A process scaling approach for CFD-DEM modelling of thermochemical behaviors in moving bed reactors

Coupled particle–fluid flow can be observed in almost all types of particulate processes which are widely used in industry. Essentially, particle-fluid flows are ubiquitous in chemical processes involving intensive heat and mass transfer, and chemical reactions. Research has shown that such processes have several advantages; including, good mixing, uniform temperature field, and large particle-fluid contact area. Nevertheless, ideal comprehension of these processes is far from sufficient for safe operation, effective scale-up and innovation for energy efficient and sustainable developments. So far, it is evident that intensive heat and mass transfer between continuum fluids and discrete particulate materials plays a critical role in many chemical reactors. The residence and chemical reactions of particulate materials could span over hours, e.g. for rotary kilns and blast furnaces that proceed slowly while handling a huge amount of discrete solid materials. Consequently, CFD-DEM simulations of such processes need to consider a very long physical time to generate meaningful results. To understand and improve the operation of these reactors, discrete particle models are very helpful and computationally demanding.

Therefore, to overcome this shortfall, development of ideal viable methods to drastically reduce the computational time to an acceptable level for DEM-based simulation remains inevitable. On this account, Monash University in Australia researchers, Dr. Qinfu Hou, Dr. Dianyu E, Dr. Shibo Kuang and Professor Aibing Yu developed a new process scaling approach to reduce the computational cost for the combined CFD-DEM modelling of thermochemical behaviors in moving bed reactors. Their work is currently published in the research journal, Fuel Processing Technology.
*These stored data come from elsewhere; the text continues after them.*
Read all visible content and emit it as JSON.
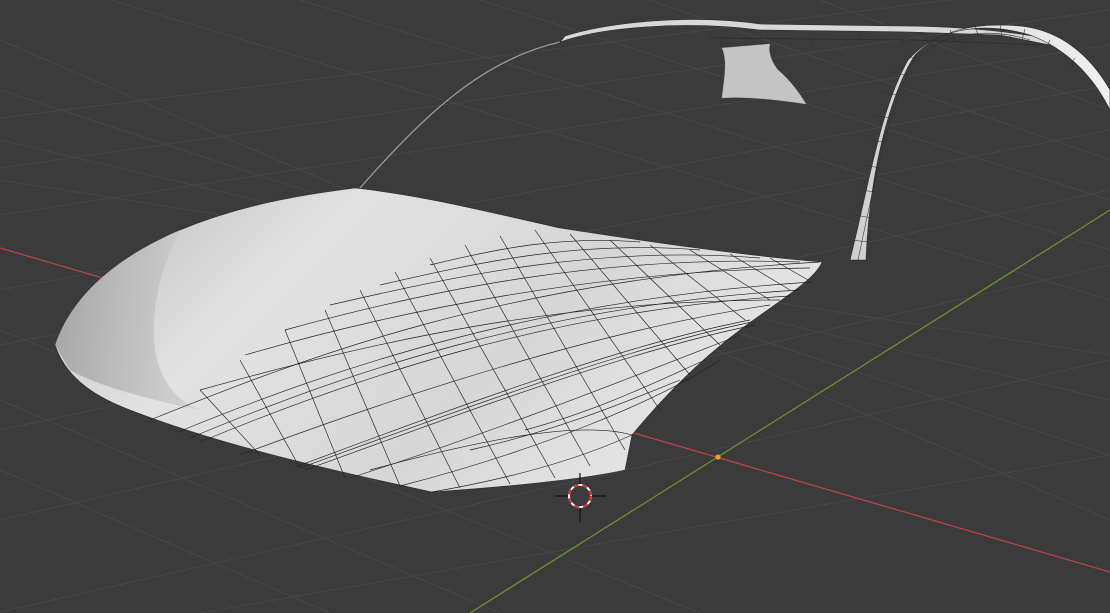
{
  "viewport": {
    "background_color": "#3b3b3b",
    "grid_color": "#4a4a4a",
    "x_axis_color": "#c0474a",
    "y_axis_color": "#6e9a2e",
    "origin_color": "#f0a020"
  },
  "mesh": {
    "surface_color": "#dcdcdc",
    "shade_color": "#a8a8a8",
    "wire_color": "#1e1e1e"
  },
  "cursor": {
    "ring_outer": "#d03030",
    "ring_inner": "#ffffff",
    "crosshair_color": "#111111"
  }
}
In their approach, the scaled model was first derived based on the comprehensive consideration of the governing equations of mass, momentum and energy of two-phase flow. Specifically, the scaled CFD-DEM reactor model was developed based on the combined CFD-DEM approach, facilitated with validated heat and mass transfer, and chemical reaction models. This was realized through analysis of the governing equations in the dimensionless form and considering macroscopic heat and mass balance. Correspondingly, pertinent dimensionless numbers were identified from the dimensionless governing equations. Then, the researchers applied the scaled numerical model to a moving bed reactor, where different treatments and scaling correlations were tested with the scaled process parameters.
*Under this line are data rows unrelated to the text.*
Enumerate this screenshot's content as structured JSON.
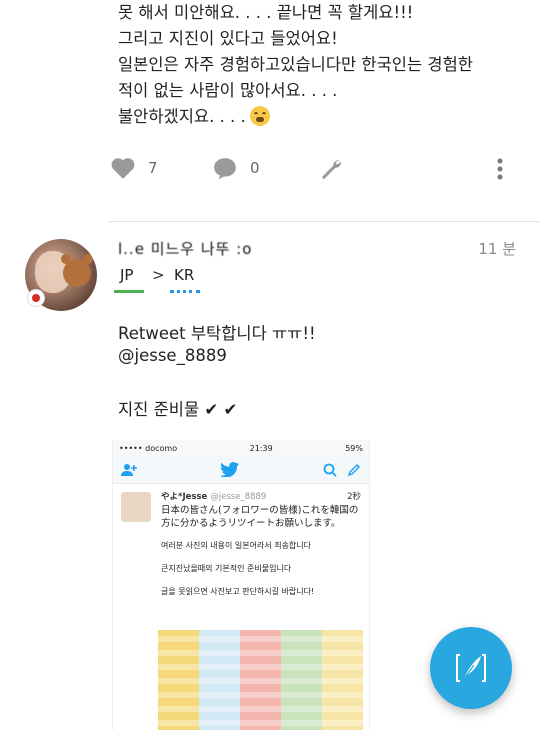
{
  "previous_tweet": {
    "lines": [
      "못 해서 미안해요. . . . 끝나면 꼭 할게요!!!",
      "그리고 지진이 있다고 들었어요!",
      "일본인은 자주 경험하고있습니다만 한국인는 경험한",
      "적이 없는 사람이 많아서요. . . .",
      "불안하겠지요. . . ."
    ],
    "likes": "7",
    "replies": "0"
  },
  "tweet": {
    "username": "l..e 미느우 나뚜 :o",
    "time": "11 분",
    "lang_from": "JP",
    "lang_arrow": ">",
    "lang_to": "KR",
    "text_line1": "Retweet 부탁합니다 ㅠㅠ!!",
    "text_line2": "@jesse_8889",
    "text_line3": "지진 준비물 ✔ ✔"
  },
  "embedded_screenshot": {
    "carrier": "••••• docomo",
    "clock": "21:39",
    "battery": "59%",
    "name": "やよ*Jesse",
    "handle": "@jesse_8889",
    "age": "2秒",
    "jp_text": "日本の皆さん(フォロワーの皆様)これを韓国の方に分かるようリツイートお願いします。",
    "kr_lines": [
      "여러분 사진의 내용이 일본어라서 죄송합니다",
      "큰지진났을때의 기본적인 준비물입니다",
      "글을 못읽으면 사진보고 판단하시길 바랍니다!"
    ]
  },
  "colors": {
    "accent": "#29a8e0",
    "lang_from_underline": "#4caf50",
    "lang_to_underline": "#2196f3",
    "flag_red": "#d62b2b"
  },
  "icons": [
    "heart-icon",
    "reply-icon",
    "wrench-icon",
    "more-vertical-icon",
    "compose-feather-icon",
    "japan-flag-icon",
    "twitter-bird-icon",
    "add-user-icon",
    "search-icon",
    "compose-icon"
  ]
}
The authors found that in terms of flow, heat and mass transfer, and chemical reactions; the obtained results demonstrated significant acceleration of simulation that could be successfully achieved by the scaling approach, while as similar results could be generated with different scaling factors. In fact, it was noted that all the scaled models represented the same physical process but with lower computational costs.

In summary, the Australian study established a process scaling approach for CFD-DEM modelling of thermochemical behaviors in moving bed reactors. Different from other approaches, the scaled CFD-DEM model herein was applied to a moving bed reactor with two types of solid particles. Overall, the presented results in terms of flow, heat and mass transfer and chemical reactions demonstrated that two-order acceleration in computation could be successfully achieved by the process scaling approach. In a statement to Advances in Engineering, the authors mentioned that their research represents a critical step forward towards establishing virtual real-time thermochemical reactors with discrete particle models.